We weten dat hij in 1522 als lekenbroeder in het minderbroedersklooster in Gent verbleef. Niet lang daarna voer hij met twee Vlaamse minderbroeders naar Castilië in de vloot van koning Carlos (Karel V). De drie Vlamingen vertrokken een jaar later naar het vier jaar eerder veroverde Aztekenrijk, waar de veroveraar Hernan Cortés hen verwelkomde. De al aanwezige priesters bekommerden zich enkel om de Castiliaanse soldaten en kolonisten (Catalanen en Aragonezen waren meer dan 200 jaar lang niet welkom in Latijns-Amerika omdat Columbus de nieuwe wereld had ontdekt dankzij het geld van Isabella van Castilië).

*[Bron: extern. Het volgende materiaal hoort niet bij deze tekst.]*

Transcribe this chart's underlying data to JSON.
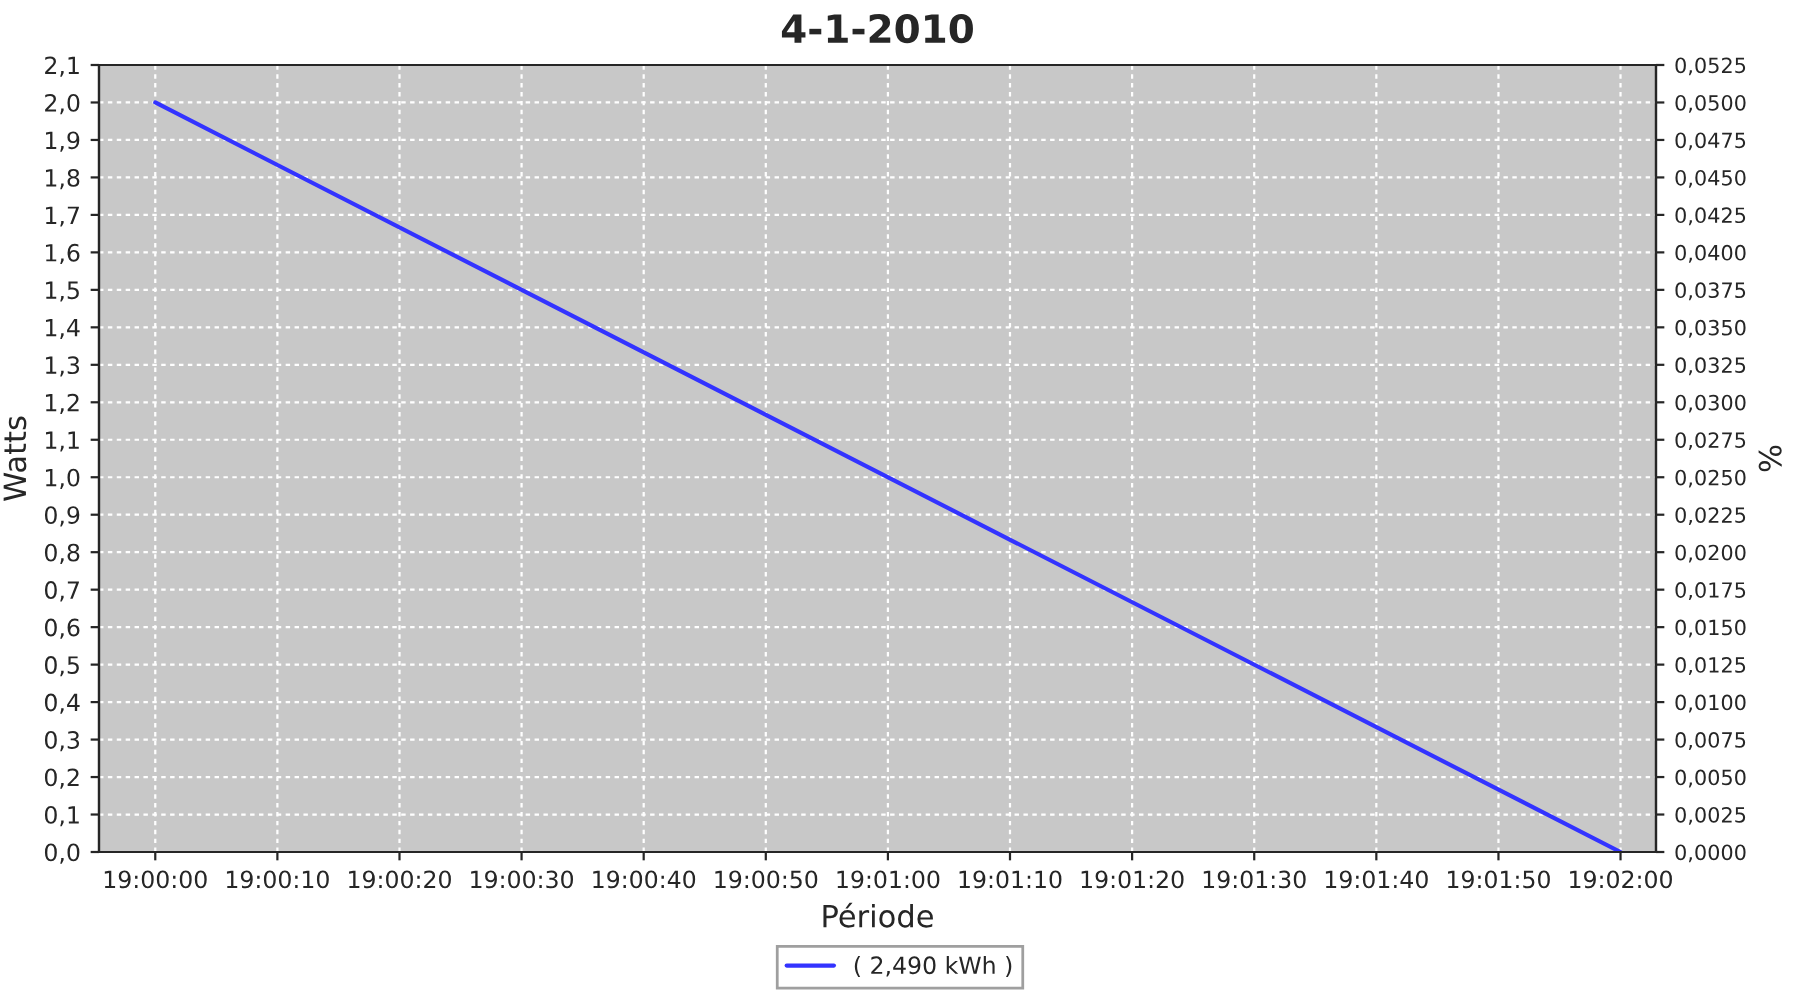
{
  "chart_data": {
    "type": "line",
    "title": "4-1-2010",
    "xlabel": "Période",
    "ylabel": "Watts",
    "y2label": "%",
    "x": [
      19.0,
      19.033333
    ],
    "series": [
      {
        "name": "( 2,490 kWh )",
        "color": "#3333ff",
        "values": [
          2.0,
          0.0
        ]
      }
    ],
    "xlim": [
      18.99872,
      19.03414
    ],
    "xticks": [
      {
        "value": 19.0,
        "label": "19:00:00"
      },
      {
        "value": 19.002778,
        "label": "19:00:10"
      },
      {
        "value": 19.005556,
        "label": "19:00:20"
      },
      {
        "value": 19.008333,
        "label": "19:00:30"
      },
      {
        "value": 19.011111,
        "label": "19:00:40"
      },
      {
        "value": 19.013889,
        "label": "19:00:50"
      },
      {
        "value": 19.016667,
        "label": "19:01:00"
      },
      {
        "value": 19.019444,
        "label": "19:01:10"
      },
      {
        "value": 19.022222,
        "label": "19:01:20"
      },
      {
        "value": 19.025,
        "label": "19:01:30"
      },
      {
        "value": 19.027778,
        "label": "19:01:40"
      },
      {
        "value": 19.030556,
        "label": "19:01:50"
      },
      {
        "value": 19.033333,
        "label": "19:02:00"
      }
    ],
    "ylim": [
      0,
      2.1
    ],
    "yticks": [
      {
        "value": 0,
        "label": "0,0"
      },
      {
        "value": 0.1,
        "label": "0,1"
      },
      {
        "value": 0.2,
        "label": "0,2"
      },
      {
        "value": 0.3,
        "label": "0,3"
      },
      {
        "value": 0.4,
        "label": "0,4"
      },
      {
        "value": 0.5,
        "label": "0,5"
      },
      {
        "value": 0.6,
        "label": "0,6"
      },
      {
        "value": 0.7,
        "label": "0,7"
      },
      {
        "value": 0.8,
        "label": "0,8"
      },
      {
        "value": 0.9,
        "label": "0,9"
      },
      {
        "value": 1.0,
        "label": "1,0"
      },
      {
        "value": 1.1,
        "label": "1,1"
      },
      {
        "value": 1.2,
        "label": "1,2"
      },
      {
        "value": 1.3,
        "label": "1,3"
      },
      {
        "value": 1.4,
        "label": "1,4"
      },
      {
        "value": 1.5,
        "label": "1,5"
      },
      {
        "value": 1.6,
        "label": "1,6"
      },
      {
        "value": 1.7,
        "label": "1,7"
      },
      {
        "value": 1.8,
        "label": "1,8"
      },
      {
        "value": 1.9,
        "label": "1,9"
      },
      {
        "value": 2.0,
        "label": "2,0"
      },
      {
        "value": 2.1,
        "label": "2,1"
      }
    ],
    "y2lim": [
      0,
      0.0525
    ],
    "y2ticks": [
      {
        "value": 0,
        "label": "0,0000"
      },
      {
        "value": 0.0025,
        "label": "0,0025"
      },
      {
        "value": 0.005,
        "label": "0,0050"
      },
      {
        "value": 0.0075,
        "label": "0,0075"
      },
      {
        "value": 0.01,
        "label": "0,0100"
      },
      {
        "value": 0.0125,
        "label": "0,0125"
      },
      {
        "value": 0.015,
        "label": "0,0150"
      },
      {
        "value": 0.0175,
        "label": "0,0175"
      },
      {
        "value": 0.02,
        "label": "0,0200"
      },
      {
        "value": 0.0225,
        "label": "0,0225"
      },
      {
        "value": 0.025,
        "label": "0,0250"
      },
      {
        "value": 0.0275,
        "label": "0,0275"
      },
      {
        "value": 0.03,
        "label": "0,0300"
      },
      {
        "value": 0.0325,
        "label": "0,0325"
      },
      {
        "value": 0.035,
        "label": "0,0350"
      },
      {
        "value": 0.0375,
        "label": "0,0375"
      },
      {
        "value": 0.04,
        "label": "0,0400"
      },
      {
        "value": 0.0425,
        "label": "0,0425"
      },
      {
        "value": 0.045,
        "label": "0,0450"
      },
      {
        "value": 0.0475,
        "label": "0,0475"
      },
      {
        "value": 0.05,
        "label": "0,0500"
      },
      {
        "value": 0.0525,
        "label": "0,0525"
      }
    ],
    "grid": true,
    "legend": "bottom",
    "marker": "none",
    "line_style": "solid"
  }
}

Broeder Pieter en zijn gezellen arriveerden midden in de chaos. De oude hoofdstad Tenochtitlan was grotendeels verwoest en op dezelfde plaats bouwde men de nieuwe: Mexico. De Vlamingen begonnen elders en waren de eerste missionarissen die zich om de Indianen bekommerden. Fray Pedro de Gante zoals hij voortaan heette, begon typisch Vlaams met een helse taak: grondig woord per woord het niet-geschreven Nahuatl en zijn moeilijke grammatica leren. Een volgende lading Castiliaanse minderbroeders vond aanvankelijk dat die Indianen maar hun taal moesten leren.

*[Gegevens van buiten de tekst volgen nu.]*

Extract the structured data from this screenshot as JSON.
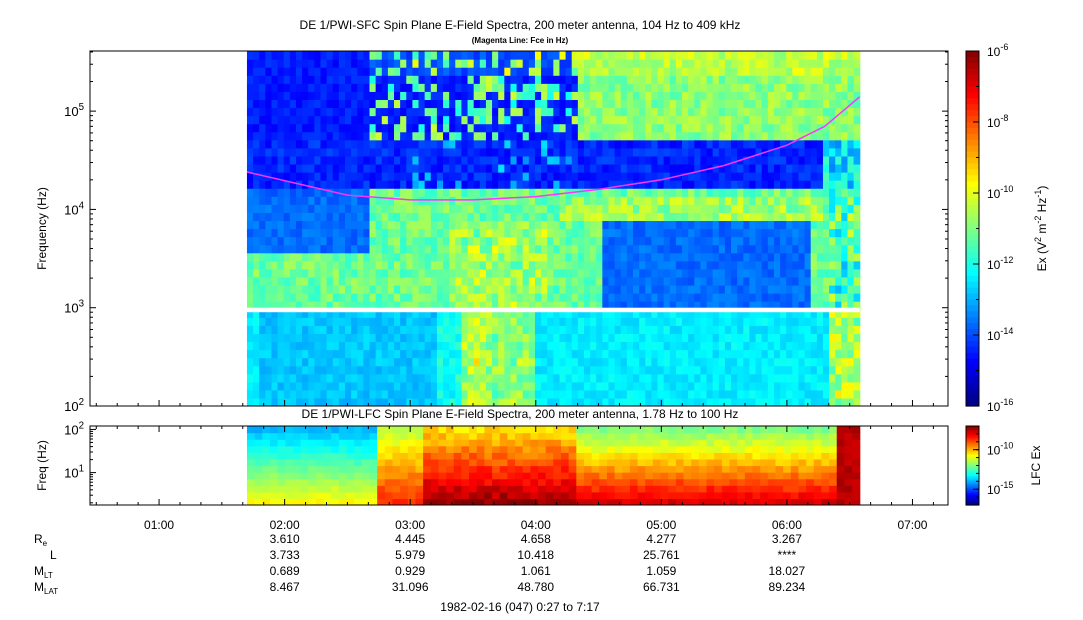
{
  "chart_data": [
    {
      "type": "heatmap",
      "title": "DE 1/PWI-SFC  Spin Plane E-Field Spectra, 200 meter antenna, 104 Hz to 409 kHz",
      "subtitle": "(Magenta Line: Fce in Hz)",
      "ylabel": "Frequency (Hz)",
      "y_scale": "log",
      "ylim": [
        100,
        409000
      ],
      "y_ticks": [
        {
          "v": 100,
          "b": "10",
          "e": "2"
        },
        {
          "v": 1000,
          "b": "10",
          "e": "3"
        },
        {
          "v": 10000,
          "b": "10",
          "e": "4"
        },
        {
          "v": 100000,
          "b": "10",
          "e": "5"
        }
      ],
      "data_start_hour": 1.7,
      "data_end_hour": 6.58,
      "gap_hz": [
        900,
        1000
      ],
      "colorbar": {
        "label": "Ex (V",
        "label_parts": [
          "Ex (V",
          "2",
          " m",
          "-2",
          " Hz",
          "-1",
          ")"
        ],
        "scale": "log",
        "range": [
          -16,
          -6
        ],
        "ticks": [
          {
            "v": -6,
            "b": "10",
            "e": "-6"
          },
          {
            "v": -8,
            "b": "10",
            "e": "-8"
          },
          {
            "v": -10,
            "b": "10",
            "e": "-10"
          },
          {
            "v": -12,
            "b": "10",
            "e": "-12"
          },
          {
            "v": -14,
            "b": "10",
            "e": "-14"
          },
          {
            "v": -16,
            "b": "10",
            "e": "-16"
          }
        ]
      },
      "fce_line": {
        "color": "#ff33ff",
        "hours": [
          1.7,
          2.5,
          3.0,
          3.5,
          4.0,
          4.5,
          5.0,
          5.5,
          6.0,
          6.3,
          6.58
        ],
        "hz": [
          24000,
          14000,
          12500,
          12500,
          13500,
          16000,
          20000,
          28000,
          45000,
          70000,
          140000
        ]
      },
      "features": {
        "band_step_hz": 55000,
        "band_hz": 17000
      }
    },
    {
      "type": "heatmap",
      "title": "DE 1/PWI-LFC  Spin Plane E-Field Spectra, 200 meter antenna, 1.78 Hz to 100 Hz",
      "ylabel": "Freq (Hz)",
      "y_scale": "log",
      "ylim": [
        1.78,
        120
      ],
      "y_ticks": [
        {
          "v": 10,
          "b": "10",
          "e": "1"
        },
        {
          "v": 100,
          "b": "10",
          "e": "2"
        }
      ],
      "data_start_hour": 1.7,
      "data_end_hour": 6.58,
      "colorbar": {
        "label": "LFC Ex",
        "scale": "log",
        "range": [
          -17,
          -7
        ],
        "ticks": [
          {
            "v": -10,
            "b": "10",
            "e": "-10"
          },
          {
            "v": -15,
            "b": "10",
            "e": "-15"
          }
        ]
      }
    }
  ],
  "x_axis": {
    "xlim": [
      0.45,
      7.283
    ],
    "ticks": [
      {
        "h": 1,
        "label": "01:00"
      },
      {
        "h": 2,
        "label": "02:00"
      },
      {
        "h": 3,
        "label": "03:00"
      },
      {
        "h": 4,
        "label": "04:00"
      },
      {
        "h": 5,
        "label": "05:00"
      },
      {
        "h": 6,
        "label": "06:00"
      },
      {
        "h": 7,
        "label": "07:00"
      }
    ],
    "minor_step_hours": 0.1667
  },
  "ephemeris": {
    "rows": [
      {
        "name": "R",
        "sub": "e",
        "values": [
          "3.610",
          "4.445",
          "4.658",
          "4.277",
          "3.267"
        ]
      },
      {
        "name": "L",
        "sub": "",
        "values": [
          "3.733",
          "5.979",
          "10.418",
          "25.761",
          "****"
        ]
      },
      {
        "name": "M",
        "sub": "LT",
        "values": [
          "0.689",
          "0.929",
          "1.061",
          "1.059",
          "18.027"
        ]
      },
      {
        "name": "M",
        "sub": "LAT",
        "values": [
          "8.467",
          "31.096",
          "48.780",
          "66.731",
          "89.234"
        ]
      }
    ]
  },
  "footer": "1982-02-16 (047) 0:27 to 7:17",
  "colors": {
    "magenta_line": "#ff33ff",
    "frame": "#000000",
    "gap": "#ffffff"
  }
}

Een christen van zijn tijd

Pieter van Gent was een kind van zijn tijd en geen 21ste-eeuwse multiculturele huichelaar. Zijn eerste taak was de bekering van die Indianen en hen terechtwijzen voor hun in christelijke ogen vreselijke zonden als veelwijverij en uiteraard mensenoffers. Hij liet dus kerkjes bouwen door Indiaanse arbeiders en richtte scholen op. Fray Pedro schreef en tekende een catechismus met rebusachtige tekeningen voor zijn nog analfabete leerlingen. ‘Correcten’ verwijten hem dat hij geen gebruik maakte van de Indiaanse hiërogliefen, maar voor een christen was het in die jaren ondenkbaar heidense motieven aan te wenden.

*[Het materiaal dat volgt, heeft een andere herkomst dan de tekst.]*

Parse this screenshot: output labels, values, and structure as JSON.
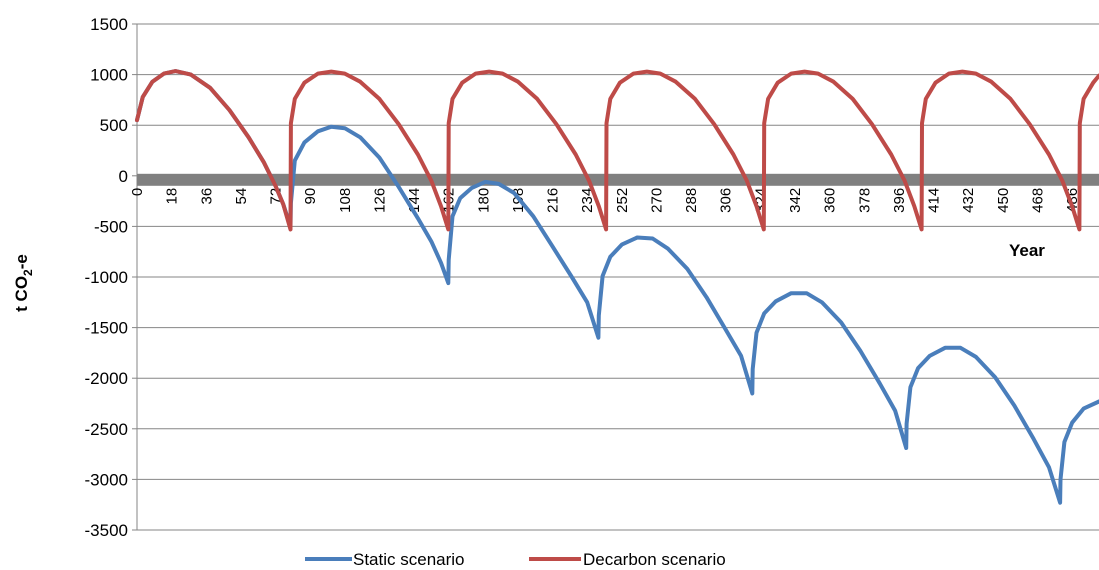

Fray Pedro begon altijd met het onderwijs aan de Indiaanse edelen en hun kinderen. Die moesten het voorbeeld zijn voor de rest van de bevolking. Hij kende zijn pappenheimers goed en vermoedde dat hun godsvrucht nog al eens ingegeven was door een opportunistisch aanpappen met de nieuwe machthebbers om hun oude voorrechten te behouden. In een brief aan Filips II schreef hij later dat hij scholen zo liet bouwen dat de Indianen ’s avonds opgesloten bleven, want anders zouden ze toch maar heidense kennissen opzoeken en hun oude goden eren.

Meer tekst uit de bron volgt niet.